2;

85 14 99
                                    

Selamat Membaca! 💕



- Bab II

: "Saya Gama, salam kenal, ya?"

[]

Alana di sini. Di tempat yang sama sekali bukan rencana awalnya. Manggala cafe. Berdiri di meja pemesanan dan bersilang tatap lagi sama pria kemarin. Perlu diingat, itu kesialan Alana hari ini.

Tentu. Itu memang kesialan karena setelah memesan satu cangkir kopi panas, sekarang pria bongsor itu malah mengikutinya sampai ke tempat biasa Alana duduk. Oke, mungkin pria ini memang sama gak warasnya sama pria berhidung mancung waktu itu.

Terserah, deh.

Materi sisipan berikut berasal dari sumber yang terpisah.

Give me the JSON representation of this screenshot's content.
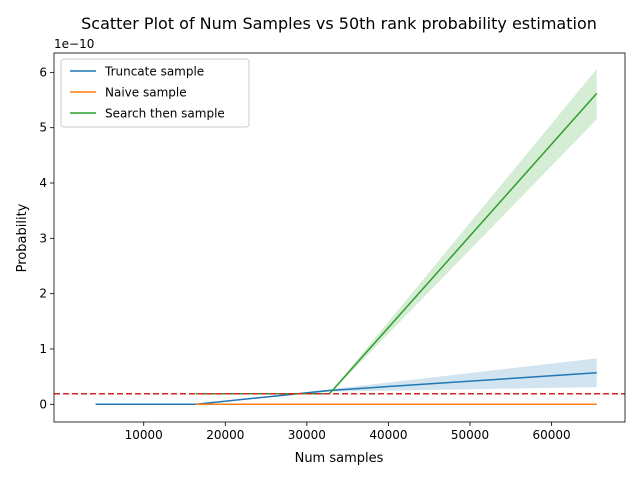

Alana sama sekali gak peduli. Toh, dia ke sini cuma ingin membeli kopi. Karena besok sore, Alana gak akan ke sini lagi.

Karena Alana mau pergi. Iya, pergi dari dunianya yang gelap itu.

Alana tersenyum kecil. Kedua matanya melongok ke luar jendela yang kini berawan mendung. Waktu sudah menunjukkan pukul empat sore. Alana jadi ingat apotik dan toko alat tulis yang dia kunjungi kemarin. Gak terasa sekali kalau waktu bergulir begitu cepat.

Sampai rasanya, detik ini bahkan, Alana sudah merasa gugup menanti pukul empat sore esok.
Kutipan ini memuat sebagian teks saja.